Absolut nicht. Aber um die Regeln zu ändern, müssen sich die Verbraucher auflehnen, sonst passiert nichts. Dazu brauchen sie effektive Rechte. Zum Beispiel ein Verbandsklagerecht, das es uns ermöglicht, Lebensmittelgesetze gerichtlich zu hinterfragen, oder ein wirksames Informationsrecht, das es Verbrauchern ermöglicht, sich bei Unternehmen nach verwendeten Inhaltsstoffen zu erkundigen. Das Informationsgesetz von Horst Seehofer funktioniert nicht. Entweder erhält man überhaupt keine Auskunft oder erst nach Jahren und dem massivem Einsatz von juristischen Mitteln.

Wünschten Sie sich mehr Unterstützung von Bundesverbraucherschutzministerin Ilse Aigner?

Bode:

Frau Aigner fungiert als Dienstleisterin der Agrar- und Lebensmittelkonzerne.

Sie nutzt ihre Möglichkeiten als Ministerin nicht im Sinne der Verbraucher?

Bode:

Das Problem liegt weniger in der Person von Frau Aigner, sondern in der Struktur ihres Ministeriums, bei dem es sich um eine demokratische Missgeburt handelt. Frau Aigner ist in erster Linie Landwirtschaftsministerin und muss als solche am Kabinettstisch die Interessen der Hersteller vertreten. Diese stehen aber in einem natürlichen Widerspruch zu den Interessen der Verbraucher, die sich möglichst günstige und gleichzeitig hochwertige Lebensmittel wünschen. In der Praxis führt das dazu, dass in Deutschland kaum Entscheidungen gegen die Interessen der Industrie getroffen werden.

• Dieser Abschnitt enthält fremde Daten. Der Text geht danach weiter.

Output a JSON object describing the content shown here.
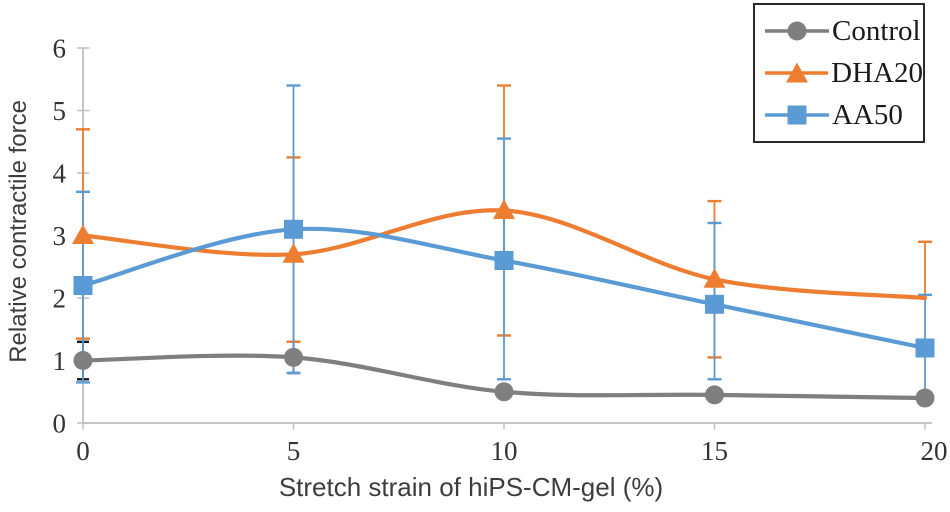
{
  "chart_data": {
    "type": "line",
    "title": "",
    "xlabel": "Stretch strain of hiPS-CM-gel (%)",
    "ylabel": "Relative contractile force",
    "x": [
      0,
      5,
      10,
      15,
      20
    ],
    "x_tick_labels": [
      "0",
      "5",
      "10",
      "15",
      "20"
    ],
    "y_ticks": [
      0,
      1,
      2,
      3,
      4,
      5,
      6
    ],
    "xlim": [
      0,
      20
    ],
    "ylim": [
      0,
      6
    ],
    "grid": false,
    "smooth_lines": true,
    "legend_position": "top-right",
    "axis_color": "#BFBFBF",
    "series": [
      {
        "name": "Control",
        "color": "#7F7F7F",
        "marker": "circle",
        "values": [
          1.0,
          1.05,
          0.5,
          0.45,
          0.4
        ],
        "error_low": [
          0.7,
          0.8,
          null,
          null,
          null
        ],
        "error_high": [
          1.3,
          1.3,
          null,
          null,
          null
        ],
        "error_color": "#1a1a1a",
        "marker_visible": [
          1,
          1,
          1,
          1,
          1
        ]
      },
      {
        "name": "DHA20",
        "color": "#ED7D31",
        "marker": "triangle",
        "values": [
          3.0,
          2.7,
          3.4,
          2.3,
          2.0
        ],
        "error_low": [
          1.35,
          1.3,
          1.4,
          1.05,
          null
        ],
        "error_high": [
          4.7,
          4.25,
          5.4,
          3.55,
          2.9
        ],
        "error_color": "#ED7D31",
        "marker_visible": [
          1,
          1,
          1,
          1,
          0
        ]
      },
      {
        "name": "AA50",
        "color": "#5B9BD5",
        "marker": "square",
        "values": [
          2.2,
          3.1,
          2.6,
          1.9,
          1.2
        ],
        "error_low": [
          0.65,
          0.8,
          0.7,
          0.7,
          0.4
        ],
        "error_high": [
          3.7,
          5.4,
          4.55,
          3.2,
          2.05
        ],
        "error_color": "#5B9BD5",
        "marker_visible": [
          1,
          1,
          1,
          1,
          1
        ]
      }
    ]
  }
}
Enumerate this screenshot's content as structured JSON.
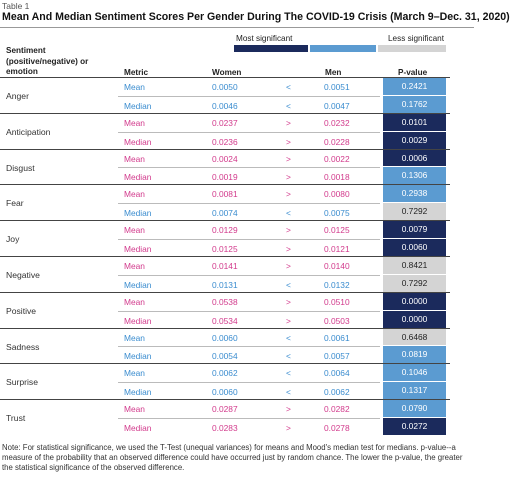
{
  "table_label": "Table 1",
  "title": "Mean And Median Sentiment Scores Per Gender During The COVID-19 Crisis (March 9–Dec. 31, 2020)",
  "legend": {
    "most": "Most significant",
    "less": "Less significant",
    "colors": [
      "#1b2a5c",
      "#5b9bd1",
      "#d4d4d4"
    ]
  },
  "headers": {
    "sentiment": "Sentiment (positive/negative) or emotion",
    "metric": "Metric",
    "women": "Women",
    "men": "Men",
    "pvalue": "P-value"
  },
  "colors": {
    "women_higher": "#d23a8c",
    "men_higher": "#3a8ccf"
  },
  "rows": [
    {
      "sentiment": "Anger",
      "items": [
        {
          "metric": "Mean",
          "women": "0.0050",
          "sign": "<",
          "men": "0.0051",
          "p": "0.2421",
          "level": "mid"
        },
        {
          "metric": "Median",
          "women": "0.0046",
          "sign": "<",
          "men": "0.0047",
          "p": "0.1762",
          "level": "mid"
        }
      ]
    },
    {
      "sentiment": "Anticipation",
      "items": [
        {
          "metric": "Mean",
          "women": "0.0237",
          "sign": ">",
          "men": "0.0232",
          "p": "0.0101",
          "level": "dark"
        },
        {
          "metric": "Median",
          "women": "0.0236",
          "sign": ">",
          "men": "0.0228",
          "p": "0.0029",
          "level": "dark"
        }
      ]
    },
    {
      "sentiment": "Disgust",
      "items": [
        {
          "metric": "Mean",
          "women": "0.0024",
          "sign": ">",
          "men": "0.0022",
          "p": "0.0006",
          "level": "dark"
        },
        {
          "metric": "Median",
          "women": "0.0019",
          "sign": ">",
          "men": "0.0018",
          "p": "0.1306",
          "level": "mid"
        }
      ]
    },
    {
      "sentiment": "Fear",
      "items": [
        {
          "metric": "Mean",
          "women": "0.0081",
          "sign": ">",
          "men": "0.0080",
          "p": "0.2938",
          "level": "mid"
        },
        {
          "metric": "Median",
          "women": "0.0074",
          "sign": "<",
          "men": "0.0075",
          "p": "0.7292",
          "level": "light"
        }
      ]
    },
    {
      "sentiment": "Joy",
      "items": [
        {
          "metric": "Mean",
          "women": "0.0129",
          "sign": ">",
          "men": "0.0125",
          "p": "0.0079",
          "level": "dark"
        },
        {
          "metric": "Median",
          "women": "0.0125",
          "sign": ">",
          "men": "0.0121",
          "p": "0.0060",
          "level": "dark"
        }
      ]
    },
    {
      "sentiment": "Negative",
      "items": [
        {
          "metric": "Mean",
          "women": "0.0141",
          "sign": ">",
          "men": "0.0140",
          "p": "0.8421",
          "level": "light"
        },
        {
          "metric": "Median",
          "women": "0.0131",
          "sign": "<",
          "men": "0.0132",
          "p": "0.7292",
          "level": "light"
        }
      ]
    },
    {
      "sentiment": "Positive",
      "items": [
        {
          "metric": "Mean",
          "women": "0.0538",
          "sign": ">",
          "men": "0.0510",
          "p": "0.0000",
          "level": "dark"
        },
        {
          "metric": "Median",
          "women": "0.0534",
          "sign": ">",
          "men": "0.0503",
          "p": "0.0000",
          "level": "dark"
        }
      ]
    },
    {
      "sentiment": "Sadness",
      "items": [
        {
          "metric": "Mean",
          "women": "0.0060",
          "sign": "<",
          "men": "0.0061",
          "p": "0.6468",
          "level": "light"
        },
        {
          "metric": "Median",
          "women": "0.0054",
          "sign": "<",
          "men": "0.0057",
          "p": "0.0819",
          "level": "mid"
        }
      ]
    },
    {
      "sentiment": "Surprise",
      "items": [
        {
          "metric": "Mean",
          "women": "0.0062",
          "sign": "<",
          "men": "0.0064",
          "p": "0.1046",
          "level": "mid"
        },
        {
          "metric": "Median",
          "women": "0.0060",
          "sign": "<",
          "men": "0.0062",
          "p": "0.1317",
          "level": "mid"
        }
      ]
    },
    {
      "sentiment": "Trust",
      "items": [
        {
          "metric": "Mean",
          "women": "0.0287",
          "sign": ">",
          "men": "0.0282",
          "p": "0.0790",
          "level": "mid"
        },
        {
          "metric": "Median",
          "women": "0.0283",
          "sign": ">",
          "men": "0.0278",
          "p": "0.0272",
          "level": "dark"
        }
      ]
    }
  ],
  "note": "Note: For statistical significance, we used the T-Test (unequal variances) for means and Mood's median test for medians. p-value--a measure of the probability that an observed difference could have occurred just by random chance. The lower the p-value, the greater the statistical significance of the observed difference."
}
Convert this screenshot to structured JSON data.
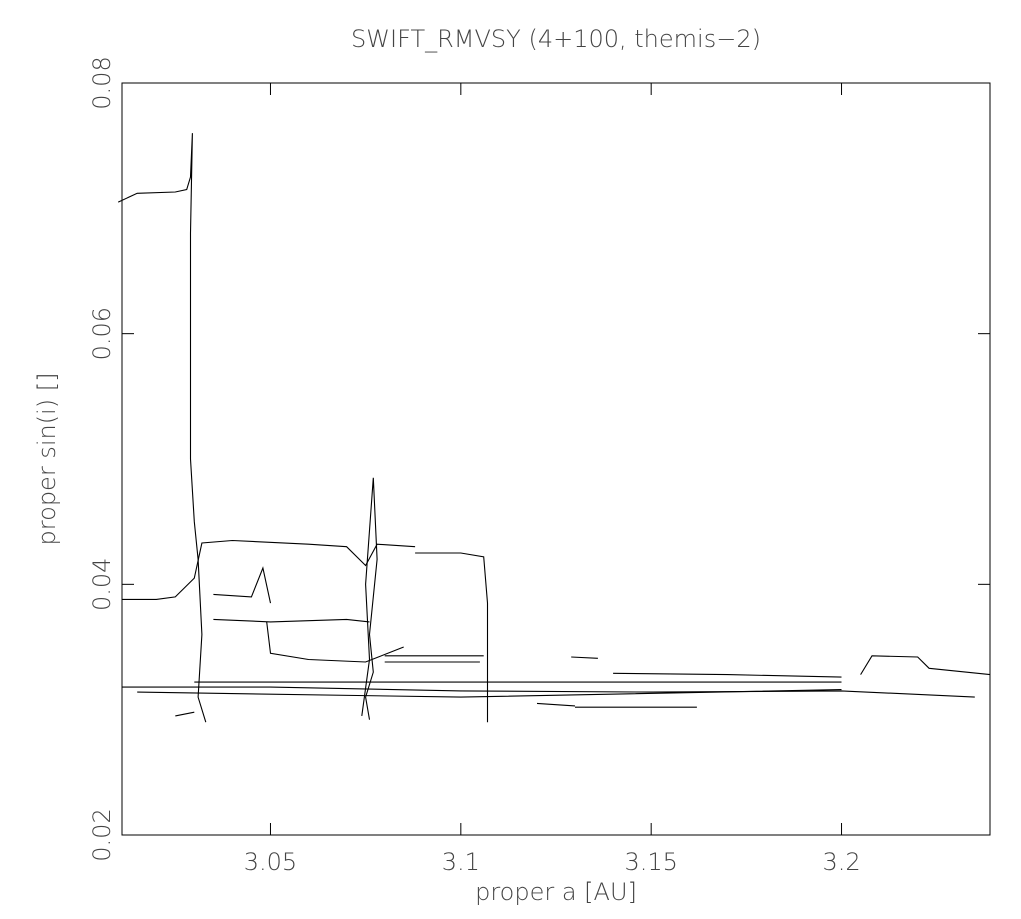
{
  "chart_data": {
    "type": "line",
    "title": "SWIFT_RMVSY (4+100, themis−2)",
    "xlabel": "proper a [AU]",
    "ylabel": "proper sin(i) []",
    "xlim": [
      3.011,
      3.239
    ],
    "ylim": [
      0.02,
      0.08
    ],
    "xticks": [
      3.05,
      3.1,
      3.15,
      3.2
    ],
    "yticks": [
      0.02,
      0.04,
      0.06,
      0.08
    ],
    "series": [
      {
        "color": "#000000",
        "x": [
          3.01,
          3.015,
          3.025,
          3.028,
          3.029,
          3.0295,
          3.029,
          3.029,
          3.029,
          3.03,
          3.031,
          3.032,
          3.031,
          3.033
        ],
        "values": [
          0.0705,
          0.0712,
          0.0713,
          0.0715,
          0.0725,
          0.076,
          0.068,
          0.058,
          0.05,
          0.045,
          0.042,
          0.036,
          0.031,
          0.029
        ]
      },
      {
        "color": "#000000",
        "x": [
          3.011,
          3.02,
          3.025,
          3.03,
          3.032,
          3.04,
          3.06,
          3.07,
          3.075,
          3.078,
          3.088
        ],
        "values": [
          0.0388,
          0.0388,
          0.039,
          0.0405,
          0.0433,
          0.0435,
          0.0432,
          0.043,
          0.0415,
          0.0432,
          0.043
        ]
      },
      {
        "color": "#000000",
        "x": [
          3.035,
          3.045,
          3.048,
          3.05
        ],
        "values": [
          0.0392,
          0.039,
          0.0413,
          0.0385
        ]
      },
      {
        "color": "#000000",
        "x": [
          3.035,
          3.05,
          3.07,
          3.076
        ],
        "values": [
          0.0372,
          0.037,
          0.0372,
          0.037
        ]
      },
      {
        "color": "#000000",
        "x": [
          3.049,
          3.05,
          3.06,
          3.075,
          3.085
        ],
        "values": [
          0.037,
          0.0345,
          0.034,
          0.0338,
          0.035
        ]
      },
      {
        "color": "#000000",
        "x": [
          3.088,
          3.1,
          3.106,
          3.107,
          3.107,
          3.107
        ],
        "values": [
          0.0425,
          0.0425,
          0.0422,
          0.0385,
          0.032,
          0.029
        ]
      },
      {
        "color": "#000000",
        "x": [
          3.074,
          3.076,
          3.075,
          3.077,
          3.078,
          3.076,
          3.077,
          3.075,
          3.076
        ],
        "values": [
          0.0295,
          0.034,
          0.04,
          0.0485,
          0.042,
          0.036,
          0.033,
          0.031,
          0.0292
        ]
      },
      {
        "color": "#000000",
        "x": [
          3.011,
          3.05,
          3.1,
          3.15,
          3.2,
          3.235
        ],
        "values": [
          0.0318,
          0.0318,
          0.0315,
          0.0314,
          0.0315,
          0.031
        ]
      },
      {
        "color": "#000000",
        "x": [
          3.015,
          3.1,
          3.2
        ],
        "values": [
          0.0314,
          0.031,
          0.0316
        ]
      },
      {
        "color": "#000000",
        "x": [
          3.03,
          3.1,
          3.2
        ],
        "values": [
          0.0322,
          0.0322,
          0.0322
        ]
      },
      {
        "color": "#000000",
        "x": [
          3.08,
          3.105
        ],
        "values": [
          0.0338,
          0.0338
        ]
      },
      {
        "color": "#000000",
        "x": [
          3.08,
          3.106
        ],
        "values": [
          0.0343,
          0.0343
        ]
      },
      {
        "color": "#000000",
        "x": [
          3.129,
          3.136
        ],
        "values": [
          0.0342,
          0.0341
        ]
      },
      {
        "color": "#000000",
        "x": [
          3.205,
          3.208,
          3.22,
          3.223,
          3.239
        ],
        "values": [
          0.0328,
          0.0343,
          0.0342,
          0.0333,
          0.0328
        ]
      },
      {
        "color": "#000000",
        "x": [
          3.14,
          3.17,
          3.2
        ],
        "values": [
          0.0329,
          0.0328,
          0.0326
        ]
      },
      {
        "color": "#000000",
        "x": [
          3.13,
          3.162
        ],
        "values": [
          0.0302,
          0.0302
        ]
      },
      {
        "color": "#000000",
        "x": [
          3.025,
          3.03
        ],
        "values": [
          0.0295,
          0.0298
        ]
      },
      {
        "color": "#000000",
        "x": [
          3.12,
          3.13
        ],
        "values": [
          0.0305,
          0.0303
        ]
      }
    ]
  }
}
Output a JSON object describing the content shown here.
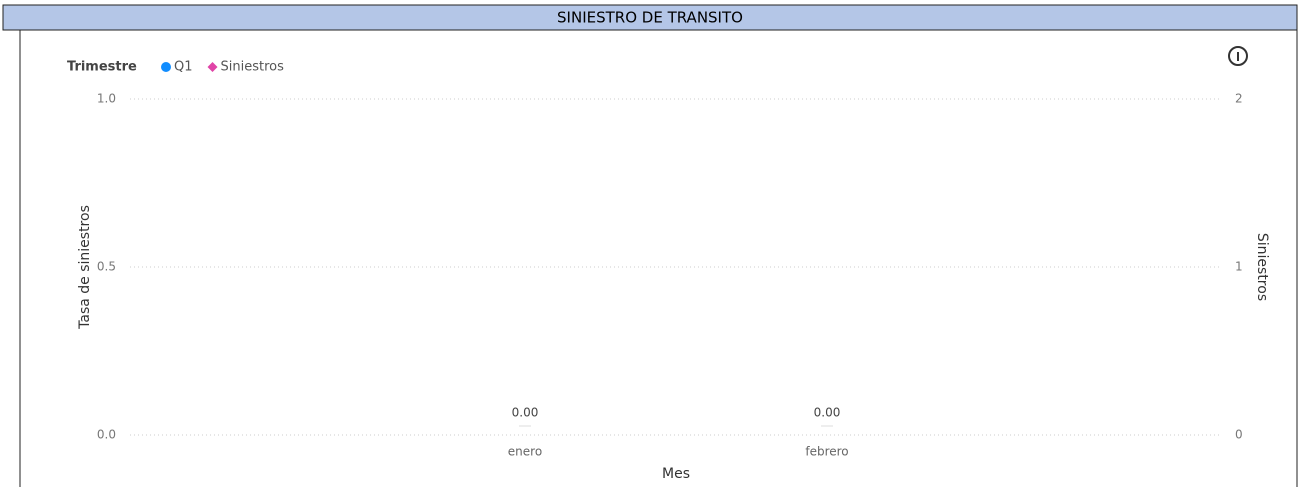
{
  "header": {
    "title": "SINIESTRO DE TRANSITO"
  },
  "chart_data": {
    "type": "bar",
    "categories": [
      "enero",
      "febrero"
    ],
    "legend_title": "Trimestre",
    "series": [
      {
        "name": "Q1",
        "color": "#118dff",
        "values": [
          0,
          0
        ],
        "value_labels": [
          "0.00",
          "0.00"
        ]
      },
      {
        "name": "Siniestros",
        "color": "#e044a7",
        "values": [
          null,
          null
        ],
        "axis": "y2"
      }
    ],
    "xlabel": "Mes",
    "ylabel": "Tasa de siniestros",
    "y2label": "Siniestros",
    "ylim": [
      0,
      1
    ],
    "yticks": [
      {
        "value": 0,
        "label": "0.0"
      },
      {
        "value": 0.5,
        "label": "0.5"
      },
      {
        "value": 1,
        "label": "1.0"
      }
    ],
    "y2lim": [
      0,
      2
    ],
    "y2ticks": [
      0,
      1,
      2
    ],
    "grid": true
  }
}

Was sollen die Kunden denn jetzt machen? Auf Bio umsteigen?

Bode:

Bioprodukte sind ebenfalls keine Lösung, die Konzerne haben Bio als zusätzliche Wachstumsnische gekapert. Nehmen Sie die gerade vom Markt genommene Biolimonade Beo Heimat Apfel & Birne von Carlsberg. Die Brause hatte noch nie einen Apfel oder eine Birne gesehen, sondern enthielt Aroma, das mithilfe von Bakterien aus Holzabfällen hergestellt werden kann. Trotzdem trug das Produkt das staatliche Biosiegel.

Ist das Internet ein Mittel, um die Macht der Verbraucher zu stärken?

Bode:

Das Netz ist ein unverzichtbares Instrument für Verbraucherorganisationen wie Foodwatch. So ist nach E-Mail-Protest der Kunden die Rezeptur des mit Zusatzstoffen versetzten Kindergetränks Frucht-Tiger von Eckes-Granini grundlegend verbessert worden. Aber der Protest gegen einzelne Markenprodukte reicht natürlich nicht aus. Letztlich müssen sich die Spielregeln des Marktes zugunsten der Verbraucher ändern.